With EU unanimity under threat, the diplomats seek a face-saving compromise that will not backfire on a seemingly united front.

Banning all imports of Russian crude and refined fuels could be put aside in the spirit of compromise that countries like Hungary can accept.

Any sign of weakness or hesitation on this side of the front line will be exploited by Moscow and damage EU credibility.

It would embarrass European Commission President Ursula von der Leyen, who proposed the total ban of all imports of Russian oil earlier this month.

In trying to escalate pressure on Russia, the EU’s armoured offensive is bogged down in the mud of politics and self-preservation.

Just when they were going in for the kill, the EU’s economic offensive was in a strategic retreat.

Policymakers are well aware that weaning itself off Russian energy supplies is the only gambit that can make the Russians wobble.

But landlocked countries such as Hungary and Slovakia rely heavily on pipeline supplies of Russian oil, so there must be huge funds to sweeten the deal.

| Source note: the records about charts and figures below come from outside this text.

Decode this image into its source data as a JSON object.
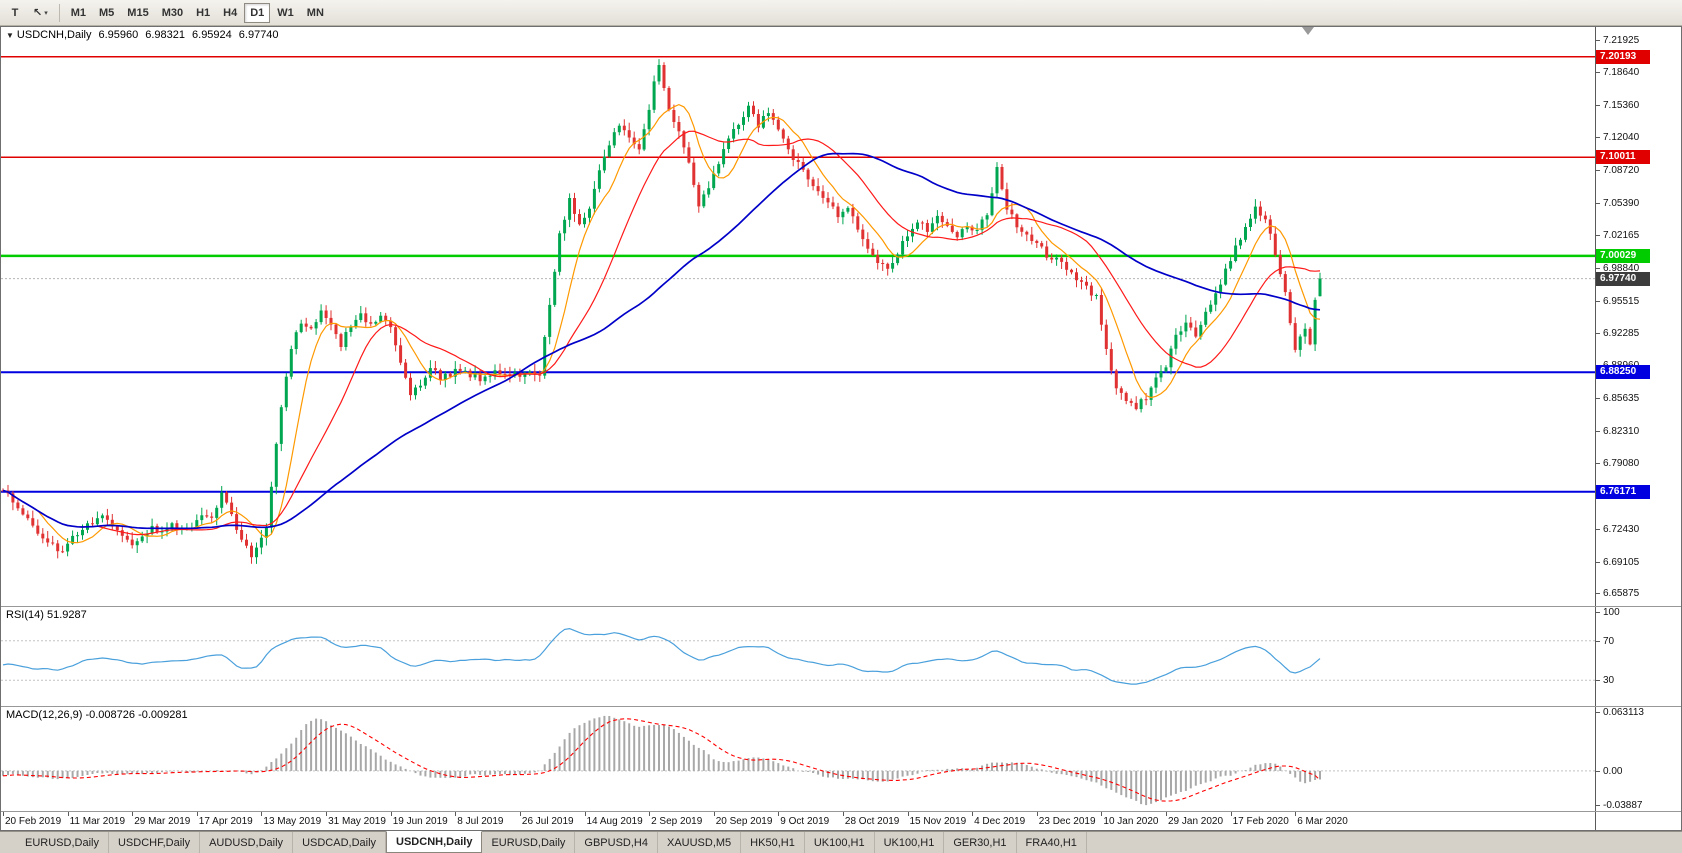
{
  "toolbar": {
    "tool_buttons": [
      {
        "name": "text-tool",
        "glyph": "T"
      },
      {
        "name": "cursor-tool",
        "glyph": "↖",
        "dropdown": "▾"
      }
    ],
    "timeframes": [
      "M1",
      "M5",
      "M15",
      "M30",
      "H1",
      "H4",
      "D1",
      "W1",
      "MN"
    ],
    "active_timeframe": "D1"
  },
  "chart_header": {
    "collapse_icon": "▼",
    "symbol": "USDCNH,Daily",
    "open": "6.95960",
    "high": "6.98321",
    "low": "6.95924",
    "close": "6.97740"
  },
  "indicators": {
    "rsi_label": "RSI(14) 51.9287",
    "macd_label": "MACD(12,26,9) -0.008726 -0.009281"
  },
  "axes": {
    "price_ticks": [
      "7.21925",
      "7.18640",
      "7.15360",
      "7.12040",
      "7.08720",
      "7.05390",
      "7.02165",
      "6.98840",
      "6.95515",
      "6.92285",
      "6.88960",
      "6.85635",
      "6.82310",
      "6.79080",
      "6.75755",
      "6.72430",
      "6.69105",
      "6.65875"
    ],
    "rsi_ticks": [
      "100",
      "70",
      "30"
    ],
    "macd_ticks": [
      "0.063113",
      "0.00",
      "-0.03887"
    ],
    "dates": [
      "20 Feb 2019",
      "11 Mar 2019",
      "29 Mar 2019",
      "17 Apr 2019",
      "13 May 2019",
      "31 May 2019",
      "19 Jun 2019",
      "8 Jul 2019",
      "26 Jul 2019",
      "14 Aug 2019",
      "2 Sep 2019",
      "20 Sep 2019",
      "9 Oct 2019",
      "28 Oct 2019",
      "15 Nov 2019",
      "4 Dec 2019",
      "23 Dec 2019",
      "10 Jan 2020",
      "29 Jan 2020",
      "17 Feb 2020",
      "6 Mar 2020"
    ]
  },
  "levels": [
    {
      "value": 7.20193,
      "label": "7.20193",
      "color": "#e00000",
      "width": 1.5
    },
    {
      "value": 7.10011,
      "label": "7.10011",
      "color": "#e00000",
      "width": 1.5
    },
    {
      "value": 7.00029,
      "label": "7.00029",
      "color": "#00cc00",
      "width": 2.5
    },
    {
      "value": 6.8825,
      "label": "6.88250",
      "color": "#0000e0",
      "width": 2
    },
    {
      "value": 6.76171,
      "label": "6.76171",
      "color": "#0000e0",
      "width": 2
    }
  ],
  "current_price": {
    "value": 6.9774,
    "label": "6.97740",
    "badge_bg": "#3c3c3c"
  },
  "tabs": [
    {
      "label": "EURUSD,Daily"
    },
    {
      "label": "USDCHF,Daily"
    },
    {
      "label": "AUDUSD,Daily"
    },
    {
      "label": "USDCAD,Daily"
    },
    {
      "label": "USDCNH,Daily",
      "active": true
    },
    {
      "label": "EURUSD,Daily"
    },
    {
      "label": "GBPUSD,H4"
    },
    {
      "label": "XAUUSD,M5"
    },
    {
      "label": "HK50,H1"
    },
    {
      "label": "UK100,H1"
    },
    {
      "label": "UK100,H1"
    },
    {
      "label": "GER30,H1"
    },
    {
      "label": "FRA40,H1"
    }
  ],
  "chart_data": {
    "type": "candlestick",
    "symbol": "USDCNH",
    "timeframe": "Daily",
    "bars": 266,
    "bar_step": 4.97,
    "ohlc_current": {
      "open": 6.9596,
      "high": 6.98321,
      "low": 6.95924,
      "close": 6.9774
    },
    "price_range": {
      "max": 7.232,
      "min": 6.646
    },
    "close_path_anchors": [
      [
        0,
        6.762
      ],
      [
        3,
        6.748
      ],
      [
        6,
        6.728
      ],
      [
        9,
        6.71
      ],
      [
        12,
        6.702
      ],
      [
        14,
        6.715
      ],
      [
        16,
        6.722
      ],
      [
        18,
        6.732
      ],
      [
        20,
        6.738
      ],
      [
        22,
        6.728
      ],
      [
        24,
        6.718
      ],
      [
        26,
        6.71
      ],
      [
        28,
        6.718
      ],
      [
        30,
        6.725
      ],
      [
        32,
        6.72
      ],
      [
        34,
        6.728
      ],
      [
        36,
        6.722
      ],
      [
        38,
        6.728
      ],
      [
        40,
        6.735
      ],
      [
        42,
        6.732
      ],
      [
        44,
        6.762
      ],
      [
        46,
        6.738
      ],
      [
        48,
        6.712
      ],
      [
        50,
        6.698
      ],
      [
        52,
        6.712
      ],
      [
        53,
        6.728
      ],
      [
        54,
        6.768
      ],
      [
        55,
        6.808
      ],
      [
        56,
        6.845
      ],
      [
        57,
        6.878
      ],
      [
        58,
        6.905
      ],
      [
        59,
        6.922
      ],
      [
        60,
        6.935
      ],
      [
        62,
        6.925
      ],
      [
        64,
        6.945
      ],
      [
        66,
        6.928
      ],
      [
        68,
        6.91
      ],
      [
        70,
        6.93
      ],
      [
        72,
        6.942
      ],
      [
        74,
        6.93
      ],
      [
        76,
        6.94
      ],
      [
        78,
        6.925
      ],
      [
        80,
        6.892
      ],
      [
        82,
        6.858
      ],
      [
        84,
        6.872
      ],
      [
        86,
        6.885
      ],
      [
        88,
        6.878
      ],
      [
        92,
        6.884
      ],
      [
        96,
        6.877
      ],
      [
        100,
        6.883
      ],
      [
        104,
        6.878
      ],
      [
        106,
        6.884
      ],
      [
        108,
        6.882
      ],
      [
        110,
        6.95
      ],
      [
        112,
        7.022
      ],
      [
        114,
        7.058
      ],
      [
        116,
        7.032
      ],
      [
        118,
        7.048
      ],
      [
        120,
        7.088
      ],
      [
        122,
        7.112
      ],
      [
        124,
        7.135
      ],
      [
        126,
        7.118
      ],
      [
        128,
        7.105
      ],
      [
        130,
        7.148
      ],
      [
        131,
        7.178
      ],
      [
        132,
        7.192
      ],
      [
        133,
        7.17
      ],
      [
        134,
        7.15
      ],
      [
        136,
        7.128
      ],
      [
        138,
        7.095
      ],
      [
        140,
        7.048
      ],
      [
        142,
        7.072
      ],
      [
        144,
        7.095
      ],
      [
        146,
        7.118
      ],
      [
        148,
        7.135
      ],
      [
        150,
        7.15
      ],
      [
        152,
        7.132
      ],
      [
        154,
        7.148
      ],
      [
        156,
        7.128
      ],
      [
        158,
        7.108
      ],
      [
        160,
        7.092
      ],
      [
        162,
        7.078
      ],
      [
        164,
        7.068
      ],
      [
        166,
        7.055
      ],
      [
        168,
        7.042
      ],
      [
        170,
        7.052
      ],
      [
        172,
        7.028
      ],
      [
        174,
        7.008
      ],
      [
        176,
        6.992
      ],
      [
        178,
        6.986
      ],
      [
        180,
        7.005
      ],
      [
        182,
        7.022
      ],
      [
        184,
        7.035
      ],
      [
        186,
        7.028
      ],
      [
        188,
        7.04
      ],
      [
        190,
        7.03
      ],
      [
        192,
        7.022
      ],
      [
        194,
        7.03
      ],
      [
        196,
        7.028
      ],
      [
        198,
        7.042
      ],
      [
        200,
        7.088
      ],
      [
        202,
        7.048
      ],
      [
        204,
        7.03
      ],
      [
        206,
        7.022
      ],
      [
        208,
        7.012
      ],
      [
        210,
        7.002
      ],
      [
        212,
        6.998
      ],
      [
        214,
        6.988
      ],
      [
        216,
        6.978
      ],
      [
        218,
        6.968
      ],
      [
        220,
        6.958
      ],
      [
        222,
        6.905
      ],
      [
        224,
        6.868
      ],
      [
        226,
        6.852
      ],
      [
        228,
        6.846
      ],
      [
        230,
        6.858
      ],
      [
        232,
        6.878
      ],
      [
        234,
        6.888
      ],
      [
        236,
        6.918
      ],
      [
        238,
        6.932
      ],
      [
        240,
        6.922
      ],
      [
        242,
        6.945
      ],
      [
        244,
        6.962
      ],
      [
        246,
        6.985
      ],
      [
        248,
        7.008
      ],
      [
        250,
        7.028
      ],
      [
        252,
        7.048
      ],
      [
        254,
        7.04
      ],
      [
        256,
        7.0
      ],
      [
        258,
        6.962
      ],
      [
        260,
        6.908
      ],
      [
        261,
        6.922
      ],
      [
        262,
        6.925
      ],
      [
        263,
        6.912
      ],
      [
        264,
        6.958
      ],
      [
        265,
        6.977
      ]
    ],
    "moving_averages": [
      {
        "name": "fast",
        "period": 8,
        "color": "#ff9900",
        "width": 1.2
      },
      {
        "name": "mid",
        "period": 20,
        "color": "#ff1a1a",
        "width": 1.2
      },
      {
        "name": "slow",
        "period": 55,
        "color": "#0000c8",
        "width": 1.7
      }
    ],
    "rsi": {
      "period": 14,
      "current": 51.9287,
      "range": {
        "max": 104,
        "min": 4
      },
      "levels": [
        70,
        30
      ],
      "anchors": [
        [
          0,
          47
        ],
        [
          6,
          43
        ],
        [
          12,
          41
        ],
        [
          16,
          50
        ],
        [
          20,
          53
        ],
        [
          24,
          48
        ],
        [
          28,
          46
        ],
        [
          32,
          50
        ],
        [
          36,
          49
        ],
        [
          40,
          52
        ],
        [
          44,
          57
        ],
        [
          48,
          42
        ],
        [
          51,
          40
        ],
        [
          54,
          62
        ],
        [
          58,
          71
        ],
        [
          62,
          74
        ],
        [
          64,
          76
        ],
        [
          68,
          62
        ],
        [
          72,
          66
        ],
        [
          76,
          63
        ],
        [
          80,
          46
        ],
        [
          84,
          45
        ],
        [
          88,
          51
        ],
        [
          92,
          50
        ],
        [
          96,
          49
        ],
        [
          100,
          51
        ],
        [
          104,
          49
        ],
        [
          108,
          53
        ],
        [
          110,
          68
        ],
        [
          112,
          80
        ],
        [
          114,
          85
        ],
        [
          116,
          78
        ],
        [
          118,
          73
        ],
        [
          120,
          77
        ],
        [
          124,
          78
        ],
        [
          128,
          68
        ],
        [
          131,
          76
        ],
        [
          133,
          70
        ],
        [
          136,
          62
        ],
        [
          140,
          48
        ],
        [
          142,
          52
        ],
        [
          146,
          60
        ],
        [
          150,
          65
        ],
        [
          152,
          60
        ],
        [
          154,
          63
        ],
        [
          158,
          54
        ],
        [
          162,
          49
        ],
        [
          166,
          45
        ],
        [
          170,
          47
        ],
        [
          174,
          40
        ],
        [
          178,
          36
        ],
        [
          182,
          46
        ],
        [
          186,
          49
        ],
        [
          188,
          53
        ],
        [
          192,
          50
        ],
        [
          196,
          51
        ],
        [
          200,
          60
        ],
        [
          204,
          50
        ],
        [
          208,
          46
        ],
        [
          212,
          44
        ],
        [
          216,
          41
        ],
        [
          220,
          38
        ],
        [
          224,
          29
        ],
        [
          228,
          26
        ],
        [
          232,
          31
        ],
        [
          236,
          42
        ],
        [
          240,
          43
        ],
        [
          244,
          50
        ],
        [
          248,
          60
        ],
        [
          252,
          66
        ],
        [
          254,
          63
        ],
        [
          256,
          52
        ],
        [
          258,
          42
        ],
        [
          260,
          33
        ],
        [
          262,
          40
        ],
        [
          264,
          47
        ],
        [
          265,
          51.93
        ]
      ]
    },
    "macd": {
      "params": "12,26,9",
      "current": [
        -0.008726,
        -0.009281
      ],
      "range": {
        "max": 0.0645,
        "min": -0.0405
      },
      "anchors": [
        [
          0,
          -0.003
        ],
        [
          6,
          -0.006
        ],
        [
          12,
          -0.008
        ],
        [
          18,
          -0.003
        ],
        [
          24,
          -0.002
        ],
        [
          30,
          -0.003
        ],
        [
          36,
          -0.001
        ],
        [
          42,
          0.001
        ],
        [
          46,
          0.0
        ],
        [
          50,
          -0.004
        ],
        [
          54,
          0.008
        ],
        [
          58,
          0.028
        ],
        [
          61,
          0.047
        ],
        [
          63,
          0.053
        ],
        [
          65,
          0.05
        ],
        [
          68,
          0.04
        ],
        [
          72,
          0.026
        ],
        [
          76,
          0.015
        ],
        [
          80,
          0.004
        ],
        [
          84,
          -0.006
        ],
        [
          88,
          -0.008
        ],
        [
          92,
          -0.005
        ],
        [
          96,
          -0.004
        ],
        [
          100,
          -0.004
        ],
        [
          104,
          -0.005
        ],
        [
          108,
          -0.001
        ],
        [
          111,
          0.018
        ],
        [
          114,
          0.04
        ],
        [
          118,
          0.05
        ],
        [
          121,
          0.055
        ],
        [
          124,
          0.053
        ],
        [
          127,
          0.044
        ],
        [
          130,
          0.046
        ],
        [
          133,
          0.048
        ],
        [
          136,
          0.04
        ],
        [
          140,
          0.024
        ],
        [
          143,
          0.012
        ],
        [
          146,
          0.008
        ],
        [
          149,
          0.012
        ],
        [
          152,
          0.013
        ],
        [
          155,
          0.01
        ],
        [
          158,
          0.004
        ],
        [
          162,
          -0.002
        ],
        [
          166,
          -0.007
        ],
        [
          170,
          -0.008
        ],
        [
          174,
          -0.01
        ],
        [
          178,
          -0.011
        ],
        [
          182,
          -0.006
        ],
        [
          186,
          0.0
        ],
        [
          190,
          0.002
        ],
        [
          194,
          0.002
        ],
        [
          198,
          0.006
        ],
        [
          201,
          0.01
        ],
        [
          204,
          0.007
        ],
        [
          208,
          0.002
        ],
        [
          212,
          -0.003
        ],
        [
          216,
          -0.007
        ],
        [
          220,
          -0.012
        ],
        [
          224,
          -0.022
        ],
        [
          227,
          -0.03
        ],
        [
          230,
          -0.034
        ],
        [
          233,
          -0.03
        ],
        [
          236,
          -0.024
        ],
        [
          240,
          -0.016
        ],
        [
          244,
          -0.009
        ],
        [
          248,
          -0.002
        ],
        [
          252,
          0.006
        ],
        [
          255,
          0.009
        ],
        [
          258,
          0.002
        ],
        [
          260,
          -0.008
        ],
        [
          262,
          -0.012
        ],
        [
          264,
          -0.01
        ],
        [
          265,
          -0.0087
        ]
      ]
    },
    "colors": {
      "up": "#00a650",
      "down": "#e03232",
      "rsi_line": "#4aa0dc",
      "macd_hist": "#a8a8a8",
      "macd_signal": "#ff0000"
    }
  }
}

Dropping the oil embargo as part of the swinging package would weaken the European Union’s leverage and its ability to manoeuvre on the moral high ground safely

Changes are expected to the proposals to make the package more palatable to those who have more to lose.

Collective good

If there is one lesson Brussels has learned in its turbulent lifetime, it is how to present painful compromise as a victory for the collective good.

Diluting the energy embargo will tarnish von der Leyen’s leadership — switching off oil and gas has been a prime demand of Ukraine to help them repel the invader.

Cyprus is not reliant on Russian oil or gas, but it is aware of the hardships it will cause a European economy grinding to a halt as a cost-of-living crisis challenges growth.

An energy-starved Europe plunged into darkness would cripple consumer confidence, damage productivity and create fertile ground for unemployment.

Such a perfect storm would swamp Cyprus.

Moreover, inflation will spiral out of control, eating into people’s purchasing power and plunging them into poverty.

They will also be paying unprecedented amounts on their energy bills that have already destroyed household incomes.

Pledging solidarity with Ukraine was always going to come at a cost; short of sending troops on the ground, there are financial hardships to endure.

These are the sacrifices required when at war, as the Ukrainians know only too well.

Europe has avoided joining the battle for Ukraine, but as the Russian army continues to bombard civilians and demolish a sovereign country watching from the sidelines becomes increasingly uncomfortable.

We would all prefer to imagine that the war is without consequence, but we cannot ignore its scar on humanity.